As a broadcast journalist, Joan Thomas said that a large part of her profession entailed chronicling the worst aspects of humanity. Youth services volunteering, she said, was her way of being a part of the solution to so many of the problems she covered as a newswoman.
Working with her mentee, Erica Gibson — now a computer application developer with two young children of her own — was not always easy, she remembered.
“I think there will come times in a volunteer’s life when he or she might say ‘this is too much work, I can’t deal with this,’” Thomas said, recalling times when mentoring Gibson was so difficult she couldn’t even speak to the youngster. However, that connection between mentor and mentee was never in jeopardy, she said, because the two had developed a profound sense of trust.
“Other volunteers have to know that it’s OK to say, ‘well, all right, you’re wearing out this relationship,’” Thomas added. “As long as you are patient, committed and consistent — which is really the key — you are going to make a difference in some young person’s life.”
Thomas said that youth-services volunteers should note different disciplinary styles among ethnic groups.
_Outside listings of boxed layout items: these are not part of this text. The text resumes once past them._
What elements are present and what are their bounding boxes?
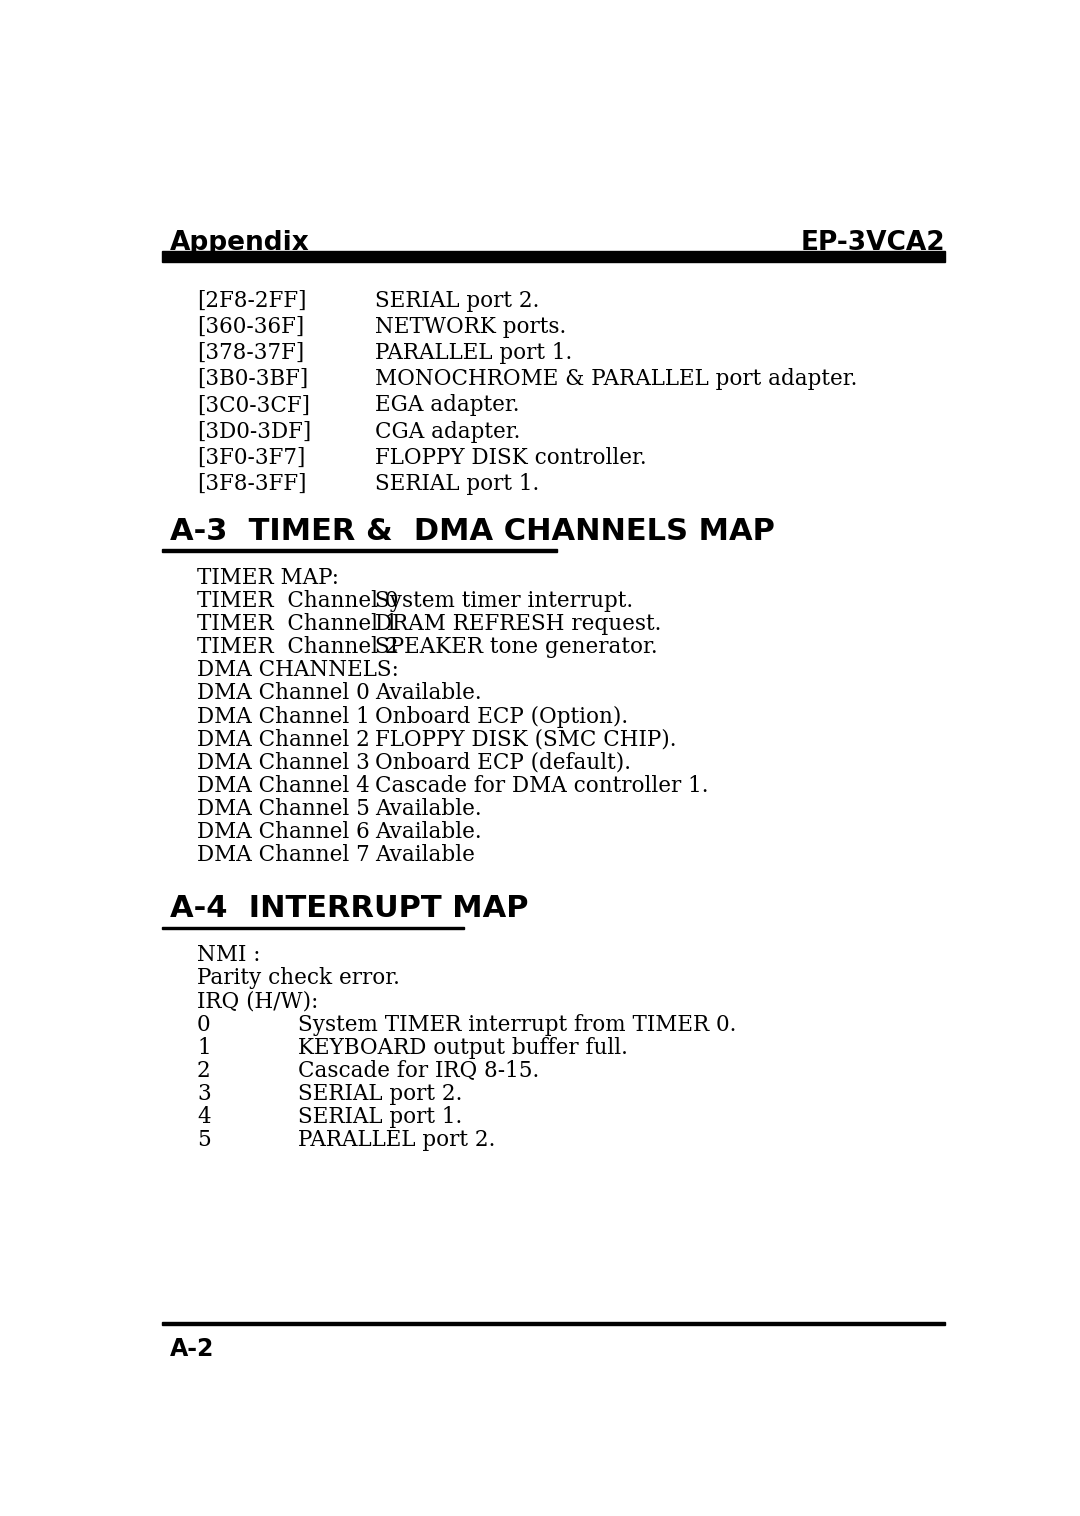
Text: DMA Channel 0: DMA Channel 0 [197,682,369,705]
Text: DMA Channel 7: DMA Channel 7 [197,844,369,866]
Text: [3F8-3FF]: [3F8-3FF] [197,473,307,496]
Text: [3D0-3DF]: [3D0-3DF] [197,420,311,443]
Text: EGA adapter.: EGA adapter. [375,394,519,417]
Text: Cascade for DMA controller 1.: Cascade for DMA controller 1. [375,775,708,797]
Text: 3: 3 [197,1082,211,1105]
Text: [378-37F]: [378-37F] [197,343,305,364]
Bar [162,926,464,929]
Text: TIMER  Channel 2: TIMER Channel 2 [197,637,399,658]
Text: CGA adapter.: CGA adapter. [375,420,521,443]
Text: DMA Channel 2: DMA Channel 2 [197,729,369,750]
Text: 0: 0 [197,1014,211,1035]
Text: DRAM REFRESH request.: DRAM REFRESH request. [375,612,662,635]
Bar [162,252,945,262]
Text: A-2: A-2 [170,1337,214,1361]
Text: DMA Channel 1: DMA Channel 1 [197,705,369,728]
Text: [3C0-3CF]: [3C0-3CF] [197,394,310,417]
Text: Parity check error.: Parity check error. [197,967,400,990]
Text: DMA CHANNELS:: DMA CHANNELS: [197,659,399,681]
Text: EP-3VCA2: EP-3VCA2 [800,229,945,256]
Text: [3B0-3BF]: [3B0-3BF] [197,368,308,390]
Text: SERIAL port 1.: SERIAL port 1. [298,1105,462,1128]
Text: A-4  INTERRUPT MAP: A-4 INTERRUPT MAP [170,894,528,923]
Text: PARALLEL port 2.: PARALLEL port 2. [298,1129,495,1151]
Text: DMA Channel 4: DMA Channel 4 [197,775,369,797]
Text: Available.: Available. [375,682,482,705]
Text: [360-36F]: [360-36F] [197,315,305,338]
Text: DMA Channel 5: DMA Channel 5 [197,797,369,820]
Text: Cascade for IRQ 8-15.: Cascade for IRQ 8-15. [298,1060,539,1082]
Text: Onboard ECP (Option).: Onboard ECP (Option). [375,705,629,728]
Text: SERIAL port 2.: SERIAL port 2. [375,290,540,312]
Text: DMA Channel 3: DMA Channel 3 [197,752,369,773]
Text: SERIAL port 2.: SERIAL port 2. [298,1082,462,1105]
Text: TIMER  Channel 0: TIMER Channel 0 [197,590,399,612]
Text: Available.: Available. [375,797,482,820]
Text: SPEAKER tone generator.: SPEAKER tone generator. [375,637,658,658]
Text: NMI :: NMI : [197,944,260,966]
Text: KEYBOARD output buffer full.: KEYBOARD output buffer full. [298,1037,627,1058]
Text: DMA Channel 6: DMA Channel 6 [197,822,369,843]
Text: System TIMER interrupt from TIMER 0.: System TIMER interrupt from TIMER 0. [298,1014,737,1035]
Text: FLOPPY DISK controller.: FLOPPY DISK controller. [375,447,647,468]
Text: Available: Available [375,844,475,866]
Text: A-3  TIMER &  DMA CHANNELS MAP: A-3 TIMER & DMA CHANNELS MAP [170,517,774,546]
Text: SERIAL port 1.: SERIAL port 1. [375,473,540,496]
Text: FLOPPY DISK (SMC CHIP).: FLOPPY DISK (SMC CHIP). [375,729,677,750]
Text: [2F8-2FF]: [2F8-2FF] [197,290,307,312]
Text: 4: 4 [197,1105,211,1128]
Text: NETWORK ports.: NETWORK ports. [375,315,567,338]
Text: Available.: Available. [375,822,482,843]
Text: TIMER  Channel 1: TIMER Channel 1 [197,612,399,635]
Text: IRQ (H/W):: IRQ (H/W): [197,990,319,1013]
Text: Appendix: Appendix [170,229,310,256]
Text: TIMER MAP:: TIMER MAP: [197,567,339,588]
Text: [3F0-3F7]: [3F0-3F7] [197,447,306,468]
Text: MONOCHROME & PARALLEL port adapter.: MONOCHROME & PARALLEL port adapter. [375,368,858,390]
Text: System timer interrupt.: System timer interrupt. [375,590,633,612]
Text: 5: 5 [197,1129,211,1151]
Bar [162,549,557,552]
Text: PARALLEL port 1.: PARALLEL port 1. [375,343,572,364]
Text: 1: 1 [197,1037,211,1058]
Text: 2: 2 [197,1060,211,1082]
Text: Onboard ECP (default).: Onboard ECP (default). [375,752,631,773]
Bar [162,1322,945,1325]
Working as a mentor in Atlanta in the early 1990s, she observed a more “laid back,” negotiation-based style employed among white mentors, while African-American volunteers utilized what she called a “tough-love approach.”
“If they were misbehaving: go home, see you next week,” Thomas recalled. “There was no timeout. It was absolute expulsion.”
If volunteers go into a mentoring program expecting quick fixes, Thomas said, they are setting themselves up for disappointment. “It’s a process, a relationship that has to evolve,” she stated. “A lot of times, the child has situations and circumstances at home that a child may not share until that trust is established.”
Similarly important, she said, was understanding a child’s self-esteem levels, and working on ways to build confidence while mentoring a young person. Without that self-esteem, Thomas said, a child cannot help him or herself; and unless a child wants to improve her circumstances, she added, it is very unlikely that a mentoring program can net positive outcomes.
Finally, Thomas advised volunteers not jump to conclusions or diagnose a young person’s difficulties. “On the surface, it may appear to be one thing, but in actuality, it might be something completely different,” she said. “You cannot answer the question unless you know what the question is.”